30’lu yaşların en başındayım ve kendimi çok daha doğru tanımlayabiliyorum. Soru sormamam gerektiğini daha iyi biliyorum. Bu yüzden teknik olarak reddedilmeyle çok fazla yüz yüze kalmıyorum. Hissettiğim gibi, duygularımla, kendim gibi davranmaya çalıştığım için hayat doğru organizasyonu yapıyor. Eskiden düşünmeden hareket edip bir şeyleri değiştirmeye çalıştığınızda, sorular sormanız gerekince ortamda oluşan negatif elektrik size red cevabı olarak geri dönüyordu. Şu anda çok şükür, bir soru, bir onay bir red gibi bir durumda değilim. Duygularıma göre hareket ediyorum, bu yüzden her şey daha olumlu oluyor.

Duygularınızı çok belli eder misiniz?

Hem de çok. Hem sevdiğimi hem sevmediğimi.
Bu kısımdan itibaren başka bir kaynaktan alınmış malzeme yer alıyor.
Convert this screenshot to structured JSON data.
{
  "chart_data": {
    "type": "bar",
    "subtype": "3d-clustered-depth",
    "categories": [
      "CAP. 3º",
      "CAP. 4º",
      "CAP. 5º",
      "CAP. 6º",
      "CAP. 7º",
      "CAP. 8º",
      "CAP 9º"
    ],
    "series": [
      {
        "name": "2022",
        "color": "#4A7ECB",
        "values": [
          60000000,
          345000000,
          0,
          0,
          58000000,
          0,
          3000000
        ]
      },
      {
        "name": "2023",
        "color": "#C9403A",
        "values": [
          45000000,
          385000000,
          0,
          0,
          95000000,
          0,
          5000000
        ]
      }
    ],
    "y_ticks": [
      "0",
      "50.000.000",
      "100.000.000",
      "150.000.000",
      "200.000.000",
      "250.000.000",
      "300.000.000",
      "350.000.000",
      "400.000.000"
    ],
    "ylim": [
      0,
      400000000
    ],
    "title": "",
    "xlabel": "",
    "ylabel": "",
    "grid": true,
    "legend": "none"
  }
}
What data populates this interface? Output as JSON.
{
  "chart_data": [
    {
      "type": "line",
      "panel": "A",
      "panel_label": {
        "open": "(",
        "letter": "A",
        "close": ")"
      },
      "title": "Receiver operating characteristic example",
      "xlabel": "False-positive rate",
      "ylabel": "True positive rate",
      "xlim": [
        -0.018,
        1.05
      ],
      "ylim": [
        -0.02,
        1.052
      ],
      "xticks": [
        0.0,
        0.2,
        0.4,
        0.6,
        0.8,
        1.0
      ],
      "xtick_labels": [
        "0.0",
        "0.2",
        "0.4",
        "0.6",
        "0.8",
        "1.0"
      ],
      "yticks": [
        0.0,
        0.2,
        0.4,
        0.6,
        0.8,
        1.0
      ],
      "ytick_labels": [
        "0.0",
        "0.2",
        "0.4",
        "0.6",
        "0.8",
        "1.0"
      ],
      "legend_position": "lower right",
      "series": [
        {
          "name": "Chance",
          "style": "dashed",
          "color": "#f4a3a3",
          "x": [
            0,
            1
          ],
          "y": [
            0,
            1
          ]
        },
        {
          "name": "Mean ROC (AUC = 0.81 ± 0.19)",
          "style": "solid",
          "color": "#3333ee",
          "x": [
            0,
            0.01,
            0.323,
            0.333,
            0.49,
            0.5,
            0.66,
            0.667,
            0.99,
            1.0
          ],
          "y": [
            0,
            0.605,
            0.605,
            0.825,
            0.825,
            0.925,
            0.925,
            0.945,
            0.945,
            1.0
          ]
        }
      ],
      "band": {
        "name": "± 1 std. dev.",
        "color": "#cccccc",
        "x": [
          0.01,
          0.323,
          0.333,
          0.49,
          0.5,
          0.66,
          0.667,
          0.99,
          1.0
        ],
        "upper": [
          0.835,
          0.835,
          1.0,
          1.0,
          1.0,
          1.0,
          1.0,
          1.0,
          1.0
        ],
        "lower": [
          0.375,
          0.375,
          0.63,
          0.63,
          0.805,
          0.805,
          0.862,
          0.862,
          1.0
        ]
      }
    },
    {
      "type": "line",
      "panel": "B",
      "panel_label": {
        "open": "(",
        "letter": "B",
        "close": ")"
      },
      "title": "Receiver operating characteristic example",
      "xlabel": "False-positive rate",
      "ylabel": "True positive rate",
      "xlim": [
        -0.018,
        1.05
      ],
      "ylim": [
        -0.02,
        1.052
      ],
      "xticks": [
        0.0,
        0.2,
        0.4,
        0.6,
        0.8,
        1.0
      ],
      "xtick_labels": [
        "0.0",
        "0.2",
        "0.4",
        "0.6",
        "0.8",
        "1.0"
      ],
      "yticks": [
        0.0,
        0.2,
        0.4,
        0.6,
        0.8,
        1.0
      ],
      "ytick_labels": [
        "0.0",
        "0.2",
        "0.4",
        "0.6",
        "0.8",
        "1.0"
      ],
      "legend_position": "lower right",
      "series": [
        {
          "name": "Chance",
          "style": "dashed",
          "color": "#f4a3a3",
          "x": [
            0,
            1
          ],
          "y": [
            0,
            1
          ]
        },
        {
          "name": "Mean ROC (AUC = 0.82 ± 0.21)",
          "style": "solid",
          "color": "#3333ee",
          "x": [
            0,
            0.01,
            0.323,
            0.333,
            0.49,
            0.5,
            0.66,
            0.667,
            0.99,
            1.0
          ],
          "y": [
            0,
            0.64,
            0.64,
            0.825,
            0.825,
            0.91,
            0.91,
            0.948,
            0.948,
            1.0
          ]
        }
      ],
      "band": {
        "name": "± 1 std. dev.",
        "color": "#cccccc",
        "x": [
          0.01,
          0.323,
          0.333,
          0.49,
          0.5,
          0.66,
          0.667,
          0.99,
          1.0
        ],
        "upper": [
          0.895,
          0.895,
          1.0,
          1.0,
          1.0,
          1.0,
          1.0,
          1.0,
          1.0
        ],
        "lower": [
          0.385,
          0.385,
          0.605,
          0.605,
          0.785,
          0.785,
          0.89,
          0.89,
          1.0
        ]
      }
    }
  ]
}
Kendim gibi davranıyorum.

Sizi ünlü biriyle aşk yaşarken görmedik. “Bu camiadan biriyle birlikte olmam” mı diyorsunuz yoksa?

Sektörle ilgili, şöhretle ilgili bir sevgili beklentim yok. Gönlümden böyle bir şey de geçirmiyorum. Benim için önemli olan benim hayran olabileceğim, benim fanatiği olabileceğim, gidip kendisinden imzalı fotoğraf isteyeceğim, hiç kimsenin tanımadığı bir sevgilidir. Bundan daha kaliteli bir şöhret mekanizması tanımıyorum.